Hey everyone! Scaling APIs usually seems like a simple equation: just multiply the number of calls by the response time to get the total time. However, I'm dealing with an asynchronous API where the response time doesn't fully represent the time the API is engaged. For example, in a case like this:
```
async my_route():
do_something_sync_for_100_ms
await do_something_for_500_ms
return
```
Here, the API reports a response time of 600ms but is actively busy only for about 100ms. I'm looking for smart ways to scale this—would using custom metrics that disregard await times be a good approach, or do you have other suggestions that don't require changing the app?
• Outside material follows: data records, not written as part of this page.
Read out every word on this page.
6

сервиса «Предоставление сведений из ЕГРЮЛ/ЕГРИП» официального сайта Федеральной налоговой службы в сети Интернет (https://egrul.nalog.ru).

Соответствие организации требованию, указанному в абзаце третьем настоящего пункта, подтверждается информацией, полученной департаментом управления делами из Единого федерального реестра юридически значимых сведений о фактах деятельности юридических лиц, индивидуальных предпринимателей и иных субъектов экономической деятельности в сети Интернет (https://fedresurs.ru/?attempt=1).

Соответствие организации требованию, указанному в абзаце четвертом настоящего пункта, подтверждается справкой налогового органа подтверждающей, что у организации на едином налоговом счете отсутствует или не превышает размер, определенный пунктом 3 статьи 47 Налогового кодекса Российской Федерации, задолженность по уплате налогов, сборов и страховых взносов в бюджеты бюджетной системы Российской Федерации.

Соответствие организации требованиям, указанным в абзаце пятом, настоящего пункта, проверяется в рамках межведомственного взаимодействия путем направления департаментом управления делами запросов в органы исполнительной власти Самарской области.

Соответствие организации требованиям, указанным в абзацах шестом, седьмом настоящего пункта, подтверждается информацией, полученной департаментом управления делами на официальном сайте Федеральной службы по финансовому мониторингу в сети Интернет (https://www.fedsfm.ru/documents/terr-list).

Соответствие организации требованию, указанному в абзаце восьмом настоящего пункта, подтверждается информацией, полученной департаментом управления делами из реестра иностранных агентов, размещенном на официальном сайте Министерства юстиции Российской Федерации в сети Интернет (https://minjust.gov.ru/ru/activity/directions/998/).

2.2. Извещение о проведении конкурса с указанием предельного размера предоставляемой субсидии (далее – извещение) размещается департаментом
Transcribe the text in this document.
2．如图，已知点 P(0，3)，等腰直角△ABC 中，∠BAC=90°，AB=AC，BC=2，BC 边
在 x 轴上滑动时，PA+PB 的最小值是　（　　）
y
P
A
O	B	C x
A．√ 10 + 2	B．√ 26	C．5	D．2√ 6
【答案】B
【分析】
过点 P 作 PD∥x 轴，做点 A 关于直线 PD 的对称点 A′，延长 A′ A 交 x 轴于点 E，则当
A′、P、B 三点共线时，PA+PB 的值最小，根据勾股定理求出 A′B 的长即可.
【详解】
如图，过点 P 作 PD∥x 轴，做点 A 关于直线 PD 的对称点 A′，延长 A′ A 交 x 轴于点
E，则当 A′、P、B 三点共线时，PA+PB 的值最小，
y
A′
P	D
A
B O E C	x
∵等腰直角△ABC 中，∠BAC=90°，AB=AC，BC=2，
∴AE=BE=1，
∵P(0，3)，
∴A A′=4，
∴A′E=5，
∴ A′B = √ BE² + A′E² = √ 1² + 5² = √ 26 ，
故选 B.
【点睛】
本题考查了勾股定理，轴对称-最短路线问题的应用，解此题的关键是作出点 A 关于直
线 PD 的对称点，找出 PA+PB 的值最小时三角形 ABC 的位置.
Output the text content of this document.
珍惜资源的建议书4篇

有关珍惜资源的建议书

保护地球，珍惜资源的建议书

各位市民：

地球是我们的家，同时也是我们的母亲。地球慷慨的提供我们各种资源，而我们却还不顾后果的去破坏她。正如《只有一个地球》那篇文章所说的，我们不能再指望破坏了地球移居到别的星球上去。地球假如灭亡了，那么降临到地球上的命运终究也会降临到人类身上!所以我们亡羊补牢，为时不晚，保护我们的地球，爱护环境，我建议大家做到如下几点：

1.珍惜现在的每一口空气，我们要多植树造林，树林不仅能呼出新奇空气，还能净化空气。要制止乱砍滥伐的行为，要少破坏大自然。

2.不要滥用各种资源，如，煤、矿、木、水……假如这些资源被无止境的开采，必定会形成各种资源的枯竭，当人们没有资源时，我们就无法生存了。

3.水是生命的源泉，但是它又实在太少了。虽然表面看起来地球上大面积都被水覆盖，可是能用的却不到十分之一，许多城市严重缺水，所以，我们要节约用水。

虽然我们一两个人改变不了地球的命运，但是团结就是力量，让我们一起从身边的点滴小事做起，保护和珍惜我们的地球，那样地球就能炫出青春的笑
Thanks!
2 Answers
To effectively scale your asynchronous API, consider tracking metrics related to transaction times and the lag of any message queues or event buses that the API relies on. You can utilize Kubernetes with Keda to manage your scaling. By incorporating Prometheus metrics, Keda can help you scale based on these custom metrics, allowing for dynamic scaling that suits your workload.
Why focus so much on response time? For users, the perceived speed is key. Even if your API responds quickly, if it’s bogged down with backend processes afterwards, it could lead to a poor user experience. For instance, if an async API shows a fast '202 Accepted' but fails to process requests due to backend issues, that's problematic. So, response time alone may not be the best metric once you step outside of straightforward synchronous tasks.
Exactly! It's critical to ensure that while the API responds quickly, the subsequent processes are also adequately resourced. Just tracking response time doesn't cut it when you're dealing with more complex logic happening in the background.